CD Revolution The Emulator III not only matched CD quality with
16 bits, but harnessed the CD revolution by using the new CDROM players to load sample libraries. This provided the EIII with a massive library of high quality sounds, which could be rapidly and
easily accessed. The EIII took centre stage in studios and post production suites across the world.
The F Chip The Emulator III kept with the overall Emulator II design, but with a faster main processor and a revolutionary Digital
Oversampling Filter chip - custom built by Emu Systems. This was the start of a long line of custom chips which have been at the core of E-mu Systems sample designs ever since. The F chip
ensured a pristine quality of sound output - and a 96dB signal to noise ratio. The EIII is much quieter and free from any digital artefacts - unlike the EII.
Workstation The Emulator III Keyboard version has a 5 octave
keyboard with aftertouch and velocity. It came with a 16 track sequencer and full SMPTE/MIDI sync. Rather surprisingly the EIII only has unbalanced outputs, but it does have a 25 pin SCSI connector and 16 individual voice outputs.
The Mystery Emulator III The EIII rack was announced at the
same time as the EIII keyboard was launched, and it appeared in the marketing material. EIII racks were available from May 1988, however they seem to have been in limited supply, and only a few
were actually sold. They are hard to find second-hand, and therefore command higher prices.
The EIII Rack uses the same engineering design as the keyboard version. The existing card frame is mounted vertically (which is how it was designed), it has the same hard
disk drive, power supply, and floppy disk. A new control panel was fitted into a deep (at least 20") 4U rack unit. Two fans were installed to keep the Emulator cool. The rack has exactly the same functionality as the keyboard version.
Memory The Emulator III was available in two memory sizes,
either 4 MB or 8MB. The 4 MB model can be service upgraded to 8 MB by replacing all 16 SIMM's.

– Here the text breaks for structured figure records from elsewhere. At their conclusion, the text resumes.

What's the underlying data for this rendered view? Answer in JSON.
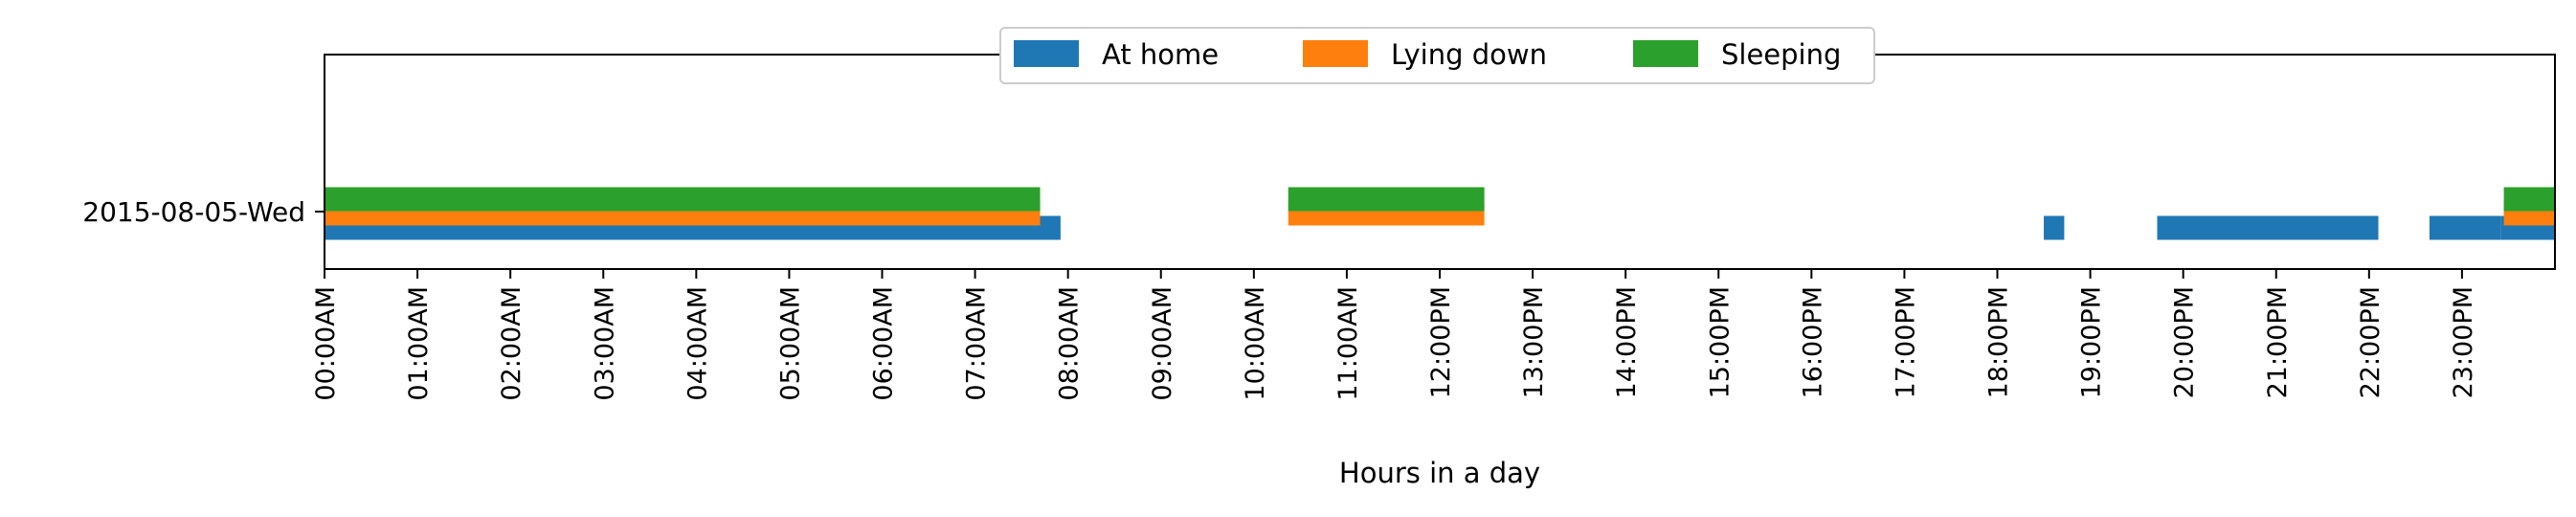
{
  "chart_data": {
    "type": "bar",
    "orientation": "horizontal-timeline",
    "title": "",
    "xlabel": "Hours in a day",
    "ylabel": "",
    "xlim": [
      0,
      24
    ],
    "categories": [
      "2015-08-05-Wed"
    ],
    "x_ticks": [
      "00:00AM",
      "01:00AM",
      "02:00AM",
      "03:00AM",
      "04:00AM",
      "05:00AM",
      "06:00AM",
      "07:00AM",
      "08:00AM",
      "09:00AM",
      "10:00AM",
      "11:00AM",
      "12:00PM",
      "13:00PM",
      "14:00PM",
      "15:00PM",
      "16:00PM",
      "17:00PM",
      "18:00PM",
      "19:00PM",
      "20:00PM",
      "21:00PM",
      "22:00PM",
      "23:00PM"
    ],
    "legend_position": "top-center",
    "series": [
      {
        "name": "At home",
        "color": "#1f77b4",
        "intervals_hours": [
          [
            0.0,
            7.92
          ],
          [
            18.5,
            18.72
          ],
          [
            19.72,
            22.1
          ],
          [
            22.65,
            23.42
          ],
          [
            23.42,
            24.0
          ]
        ]
      },
      {
        "name": "Lying down",
        "color": "#ff7f0e",
        "intervals_hours": [
          [
            0.0,
            7.7
          ],
          [
            10.37,
            12.48
          ],
          [
            23.45,
            24.0
          ]
        ]
      },
      {
        "name": "Sleeping",
        "color": "#2ca02c",
        "intervals_hours": [
          [
            0.0,
            7.7
          ],
          [
            10.37,
            12.48
          ],
          [
            23.45,
            24.0
          ]
        ]
      }
    ]
  }
}
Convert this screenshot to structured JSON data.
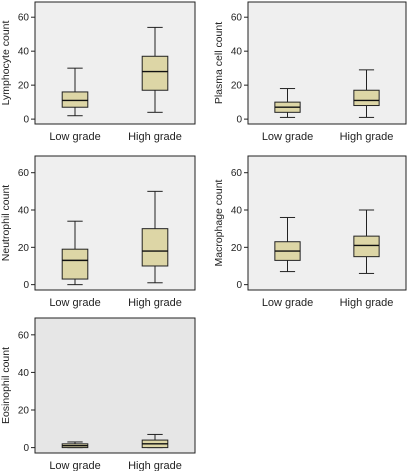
{
  "chart_data": [
    {
      "type": "box",
      "ylabel": "Lymphocyte count",
      "ylim": [
        0,
        65
      ],
      "yticks": [
        "0",
        "20",
        "40",
        "60"
      ],
      "categories": [
        "Low grade",
        "High grade"
      ],
      "boxes": [
        {
          "whisker_low": 2,
          "q1": 7,
          "median": 11,
          "q3": 16,
          "whisker_high": 30
        },
        {
          "whisker_low": 4,
          "q1": 17,
          "median": 28,
          "q3": 37,
          "whisker_high": 54
        }
      ],
      "plot_bg": "#efefef",
      "box_fill": "#ddd6a6"
    },
    {
      "type": "box",
      "ylabel": "Plasma cell count",
      "ylim": [
        0,
        65
      ],
      "yticks": [
        "0",
        "20",
        "40",
        "60"
      ],
      "categories": [
        "Low grade",
        "High grade"
      ],
      "boxes": [
        {
          "whisker_low": 1,
          "q1": 4,
          "median": 7,
          "q3": 10,
          "whisker_high": 18
        },
        {
          "whisker_low": 1,
          "q1": 8,
          "median": 11,
          "q3": 17,
          "whisker_high": 29
        }
      ],
      "plot_bg": "#efefef",
      "box_fill": "#ddd6a6"
    },
    {
      "type": "box",
      "ylabel": "Neutrophil count",
      "ylim": [
        0,
        65
      ],
      "yticks": [
        "0",
        "20",
        "40",
        "60"
      ],
      "categories": [
        "Low grade",
        "High grade"
      ],
      "boxes": [
        {
          "whisker_low": 0,
          "q1": 3,
          "median": 13,
          "q3": 19,
          "whisker_high": 34
        },
        {
          "whisker_low": 1,
          "q1": 10,
          "median": 18,
          "q3": 30,
          "whisker_high": 50
        }
      ],
      "plot_bg": "#efefef",
      "box_fill": "#ddd6a6"
    },
    {
      "type": "box",
      "ylabel": "Macrophage count",
      "ylim": [
        0,
        65
      ],
      "yticks": [
        "0",
        "20",
        "40",
        "60"
      ],
      "categories": [
        "Low grade",
        "High grade"
      ],
      "boxes": [
        {
          "whisker_low": 7,
          "q1": 13,
          "median": 18,
          "q3": 23,
          "whisker_high": 36
        },
        {
          "whisker_low": 6,
          "q1": 15,
          "median": 21,
          "q3": 26,
          "whisker_high": 40
        }
      ],
      "plot_bg": "#efefef",
      "box_fill": "#ddd6a6"
    },
    {
      "type": "box",
      "ylabel": "Eosinophil count",
      "ylim": [
        0,
        65
      ],
      "yticks": [
        "0",
        "20",
        "40",
        "60"
      ],
      "categories": [
        "Low grade",
        "High grade"
      ],
      "boxes": [
        {
          "whisker_low": 0,
          "q1": 0,
          "median": 1,
          "q3": 2,
          "whisker_high": 3
        },
        {
          "whisker_low": 0,
          "q1": 0,
          "median": 2,
          "q3": 4,
          "whisker_high": 7
        }
      ],
      "plot_bg": "#e6e6e6",
      "box_fill": "#ddd6a6"
    }
  ]
}
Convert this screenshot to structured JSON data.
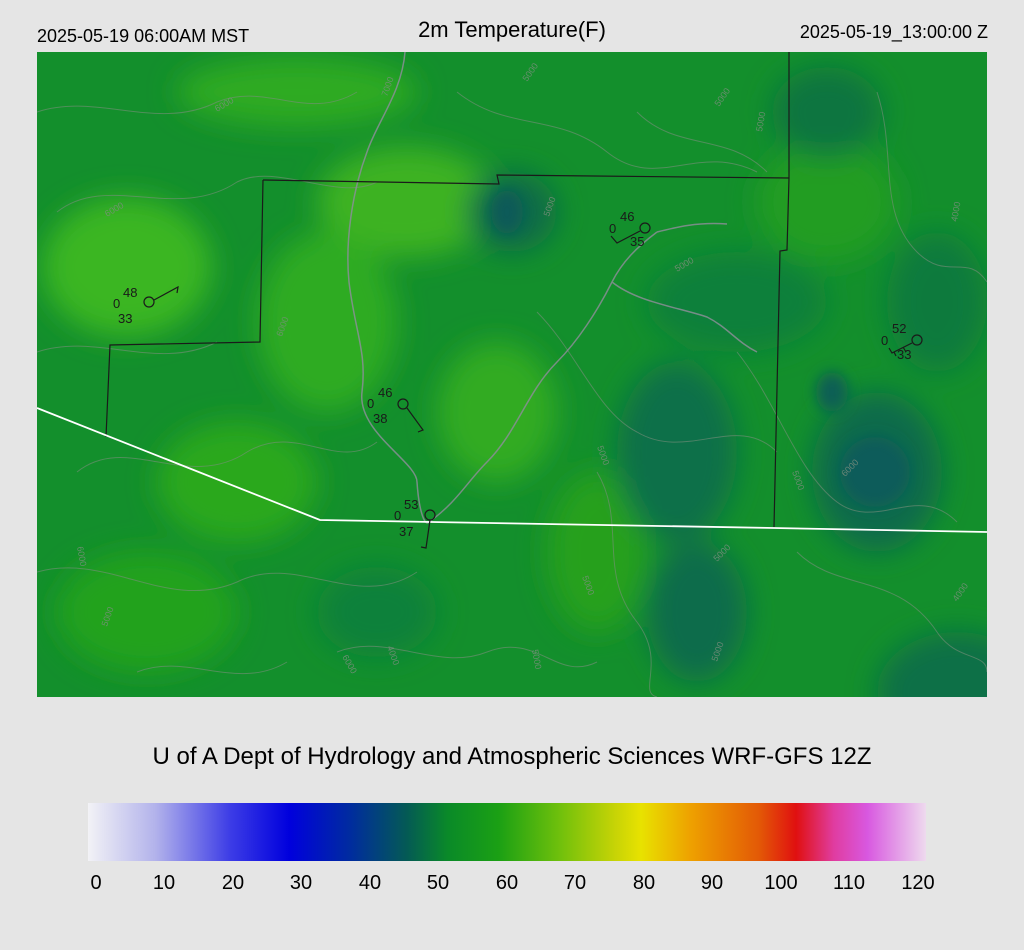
{
  "header": {
    "local_time": "2025-05-19 06:00AM MST",
    "title": "2m Temperature(F)",
    "valid_time": "2025-05-19_13:00:00 Z"
  },
  "credit": "U of A Dept of Hydrology and Atmospheric Sciences WRF-GFS 12Z",
  "colorbar": {
    "tick_labels": [
      "0",
      "10",
      "20",
      "30",
      "40",
      "50",
      "60",
      "70",
      "80",
      "90",
      "100",
      "110",
      "120"
    ]
  },
  "stations": [
    {
      "id": "s1",
      "temp": "48",
      "cover": "0",
      "dew": "33"
    },
    {
      "id": "s2",
      "temp": "46",
      "cover": "0",
      "dew": "35"
    },
    {
      "id": "s3",
      "temp": "52",
      "cover": "0",
      "dew": "33"
    },
    {
      "id": "s4",
      "temp": "46",
      "cover": "0",
      "dew": "38"
    },
    {
      "id": "s5",
      "temp": "53",
      "cover": "0",
      "dew": "37"
    }
  ],
  "contour_labels": [
    "4000",
    "5000",
    "6000",
    "7000"
  ],
  "colors": {
    "background": "#e5e5e5",
    "field_green": "#13a01a",
    "field_dark": "#0a6a48",
    "state_border": "#ffffff",
    "county_border": "#1a1a1a"
  }
}
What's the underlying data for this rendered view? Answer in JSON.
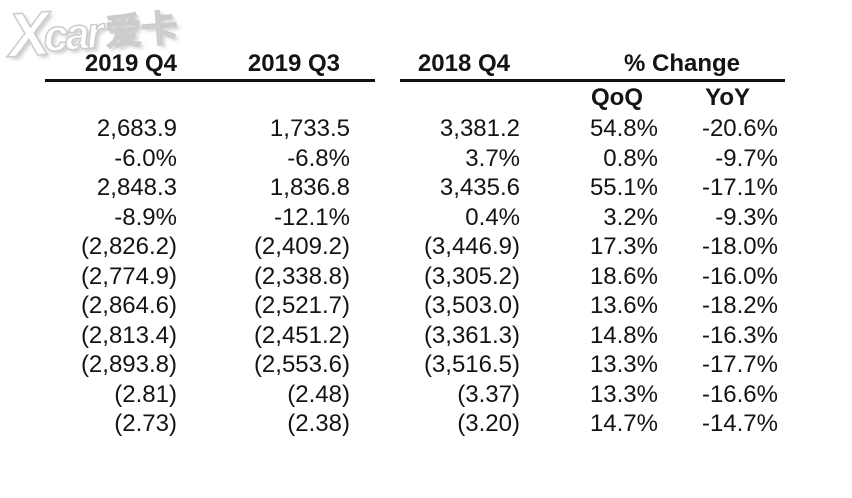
{
  "watermark": {
    "x": "X",
    "car": "car",
    "cn": "爱卡"
  },
  "colors": {
    "background": "#ffffff",
    "text": "#141414",
    "rule": "#111111",
    "watermark_outline": "#cccccc"
  },
  "table": {
    "headers": [
      "2019 Q4",
      "2019 Q3",
      "2018 Q4",
      "% Change"
    ],
    "subheaders": [
      "QoQ",
      "YoY"
    ]
  },
  "chart_data": {
    "type": "table",
    "title": "",
    "columns": [
      "2019 Q4",
      "2019 Q3",
      "2018 Q4",
      "QoQ",
      "YoY"
    ],
    "column_groups": [
      {
        "label": "% Change",
        "spans": [
          "QoQ",
          "YoY"
        ]
      }
    ],
    "rows": [
      [
        "2,683.9",
        "1,733.5",
        "3,381.2",
        "54.8%",
        "-20.6%"
      ],
      [
        "-6.0%",
        "-6.8%",
        "3.7%",
        "0.8%",
        "-9.7%"
      ],
      [
        "2,848.3",
        "1,836.8",
        "3,435.6",
        "55.1%",
        "-17.1%"
      ],
      [
        "-8.9%",
        "-12.1%",
        "0.4%",
        "3.2%",
        "-9.3%"
      ],
      [
        "(2,826.2)",
        "(2,409.2)",
        "(3,446.9)",
        "17.3%",
        "-18.0%"
      ],
      [
        "(2,774.9)",
        "(2,338.8)",
        "(3,305.2)",
        "18.6%",
        "-16.0%"
      ],
      [
        "(2,864.6)",
        "(2,521.7)",
        "(3,503.0)",
        "13.6%",
        "-18.2%"
      ],
      [
        "(2,813.4)",
        "(2,451.2)",
        "(3,361.3)",
        "14.8%",
        "-16.3%"
      ],
      [
        "(2,893.8)",
        "(2,553.6)",
        "(3,516.5)",
        "13.3%",
        "-17.7%"
      ],
      [
        "(2.81)",
        "(2.48)",
        "(3.37)",
        "13.3%",
        "-16.6%"
      ],
      [
        "(2.73)",
        "(2.38)",
        "(3.20)",
        "14.7%",
        "-14.7%"
      ]
    ]
  }
}
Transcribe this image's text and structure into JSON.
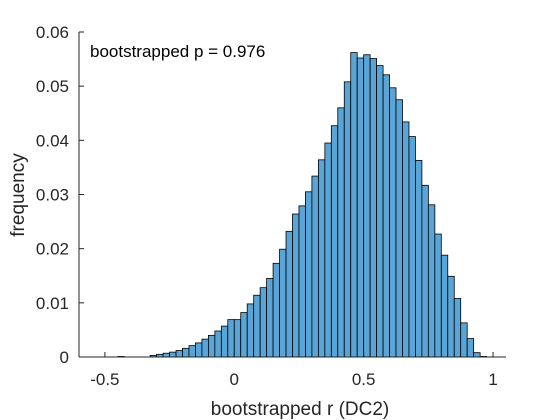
{
  "chart_data": {
    "type": "bar",
    "title": "",
    "xlabel": "bootstrapped r (DC2)",
    "ylabel": "frequency",
    "annotation": "bootstrapped p = 0.976",
    "xlim": [
      -0.6,
      1.05
    ],
    "ylim": [
      0,
      0.06
    ],
    "xticks": [
      -0.5,
      0,
      0.5,
      1
    ],
    "xtick_labels": [
      "-0.5",
      "0",
      "0.5",
      "1"
    ],
    "yticks": [
      0,
      0.01,
      0.02,
      0.03,
      0.04,
      0.05,
      0.06
    ],
    "ytick_labels": [
      "0",
      "0.01",
      "0.02",
      "0.03",
      "0.04",
      "0.05",
      "0.06"
    ],
    "grid": false,
    "bin_width": 0.025,
    "bins": [
      [
        -0.45,
        0.0001
      ],
      [
        -0.325,
        0.0003
      ],
      [
        -0.3,
        0.0005
      ],
      [
        -0.275,
        0.0007
      ],
      [
        -0.25,
        0.0009
      ],
      [
        -0.225,
        0.0012
      ],
      [
        -0.2,
        0.0016
      ],
      [
        -0.175,
        0.0021
      ],
      [
        -0.15,
        0.0026
      ],
      [
        -0.125,
        0.0033
      ],
      [
        -0.1,
        0.004
      ],
      [
        -0.075,
        0.0048
      ],
      [
        -0.05,
        0.0057
      ],
      [
        -0.025,
        0.0069
      ],
      [
        0,
        0.0069
      ],
      [
        0.025,
        0.0082
      ],
      [
        0.05,
        0.0098
      ],
      [
        0.075,
        0.0114
      ],
      [
        0.1,
        0.0128
      ],
      [
        0.125,
        0.0145
      ],
      [
        0.15,
        0.0173
      ],
      [
        0.175,
        0.0199
      ],
      [
        0.2,
        0.0232
      ],
      [
        0.225,
        0.0264
      ],
      [
        0.25,
        0.0279
      ],
      [
        0.275,
        0.0305
      ],
      [
        0.3,
        0.0334
      ],
      [
        0.325,
        0.0364
      ],
      [
        0.35,
        0.0395
      ],
      [
        0.375,
        0.0427
      ],
      [
        0.4,
        0.046
      ],
      [
        0.425,
        0.0508
      ],
      [
        0.45,
        0.0562
      ],
      [
        0.475,
        0.0552
      ],
      [
        0.5,
        0.0558
      ],
      [
        0.525,
        0.0551
      ],
      [
        0.55,
        0.0538
      ],
      [
        0.575,
        0.0521
      ],
      [
        0.6,
        0.0497
      ],
      [
        0.625,
        0.0475
      ],
      [
        0.65,
        0.0434
      ],
      [
        0.675,
        0.0407
      ],
      [
        0.7,
        0.0363
      ],
      [
        0.725,
        0.0317
      ],
      [
        0.75,
        0.0281
      ],
      [
        0.775,
        0.0227
      ],
      [
        0.8,
        0.0188
      ],
      [
        0.825,
        0.0149
      ],
      [
        0.85,
        0.0108
      ],
      [
        0.875,
        0.0063
      ],
      [
        0.9,
        0.0034
      ],
      [
        0.925,
        0.0008
      ],
      [
        0.95,
        0.0001
      ]
    ],
    "bar_color": "#5aa5d8",
    "edge_color": "#000000",
    "axis_color": "#262626"
  }
}
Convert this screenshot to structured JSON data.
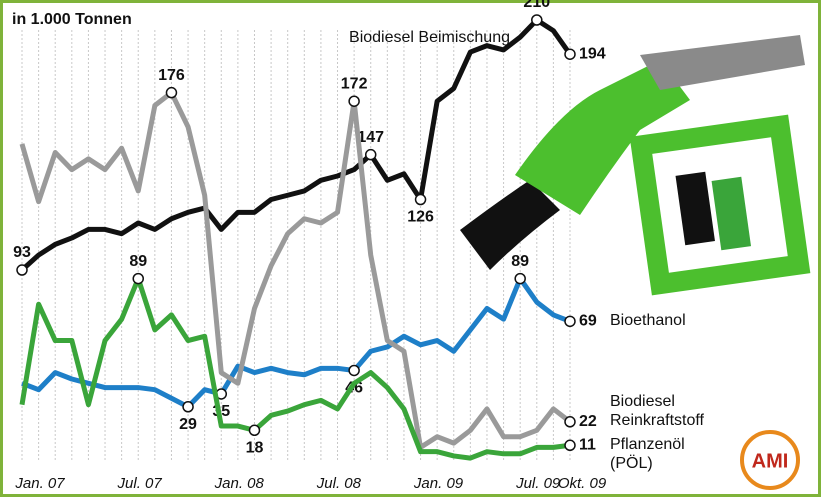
{
  "chart_data": {
    "type": "line",
    "title": "in 1.000 Tonnen",
    "categories": [
      "Jan. 07",
      null,
      null,
      null,
      null,
      null,
      "Jul. 07",
      null,
      null,
      null,
      null,
      null,
      "Jan. 08",
      null,
      null,
      null,
      null,
      null,
      "Jul. 08",
      null,
      null,
      null,
      null,
      null,
      "Jan. 09",
      null,
      null,
      null,
      null,
      null,
      "Jul. 09",
      null,
      null,
      "Okt. 09"
    ],
    "series": [
      {
        "name": "Biodiesel Beimischung",
        "color": "#111111",
        "values": [
          93,
          100,
          105,
          108,
          112,
          112,
          110,
          115,
          112,
          117,
          120,
          122,
          112,
          120,
          120,
          126,
          128,
          130,
          135,
          137,
          140,
          147,
          135,
          138,
          126,
          172,
          178,
          195,
          198,
          196,
          202,
          210,
          205,
          194
        ],
        "value_labels": [
          93,
          null,
          null,
          null,
          null,
          null,
          null,
          null,
          null,
          null,
          null,
          null,
          null,
          null,
          null,
          null,
          null,
          null,
          null,
          null,
          null,
          147,
          null,
          null,
          126,
          null,
          null,
          null,
          null,
          null,
          null,
          210,
          null,
          194
        ]
      },
      {
        "name": "Bioethanol",
        "color": "#1e7fc8",
        "values": [
          40,
          37,
          45,
          42,
          40,
          38,
          38,
          38,
          37,
          33,
          29,
          37,
          35,
          48,
          45,
          47,
          45,
          44,
          47,
          47,
          46,
          55,
          57,
          62,
          58,
          60,
          55,
          65,
          75,
          70,
          89,
          78,
          72,
          69
        ],
        "value_labels": [
          null,
          null,
          null,
          null,
          null,
          null,
          null,
          null,
          null,
          null,
          29,
          null,
          35,
          null,
          null,
          null,
          null,
          null,
          null,
          null,
          46,
          null,
          null,
          null,
          null,
          null,
          null,
          null,
          null,
          null,
          89,
          null,
          null,
          69
        ]
      },
      {
        "name": "Biodiesel Reinkraftstoff",
        "color": "#9a9a9a",
        "values": [
          152,
          125,
          148,
          140,
          145,
          140,
          150,
          130,
          170,
          176,
          160,
          128,
          45,
          40,
          75,
          95,
          110,
          117,
          115,
          120,
          172,
          100,
          60,
          55,
          10,
          15,
          12,
          18,
          28,
          15,
          15,
          18,
          28,
          22
        ],
        "value_labels": [
          null,
          null,
          null,
          null,
          null,
          null,
          null,
          null,
          null,
          176,
          null,
          null,
          null,
          null,
          null,
          null,
          null,
          null,
          null,
          null,
          172,
          null,
          null,
          null,
          null,
          null,
          null,
          null,
          null,
          null,
          null,
          null,
          null,
          22
        ]
      },
      {
        "name": "Pflanzenöl (PÖL)",
        "color": "#3aa53a",
        "values": [
          30,
          77,
          60,
          60,
          30,
          60,
          70,
          89,
          65,
          72,
          60,
          62,
          20,
          20,
          18,
          25,
          27,
          30,
          32,
          28,
          40,
          45,
          38,
          28,
          8,
          8,
          6,
          5,
          8,
          7,
          7,
          10,
          10,
          11
        ],
        "value_labels": [
          null,
          null,
          null,
          null,
          null,
          null,
          null,
          89,
          null,
          null,
          null,
          null,
          null,
          null,
          18,
          null,
          null,
          null,
          null,
          null,
          null,
          null,
          null,
          null,
          null,
          null,
          null,
          null,
          null,
          null,
          null,
          null,
          null,
          11
        ]
      }
    ],
    "grid": true,
    "logo": "AMI"
  }
}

The Hard Disk All models came with an internal 5.25" 40 MB Hard Disk. The actual size of the drive was 52.1 MB, which when formatted became 43 MB. This enables 32 or 16 banks of sound
to be stored, depending on the RAM size.
Analog Filters The EIII kept with analog filters for the voice channels, using Curtis CEM3387's. Real-time digital filtering was
still too expensive, and the EIII was pushing the price limit already. (the hard disk and 4 MB of memory added up to $2500 alone).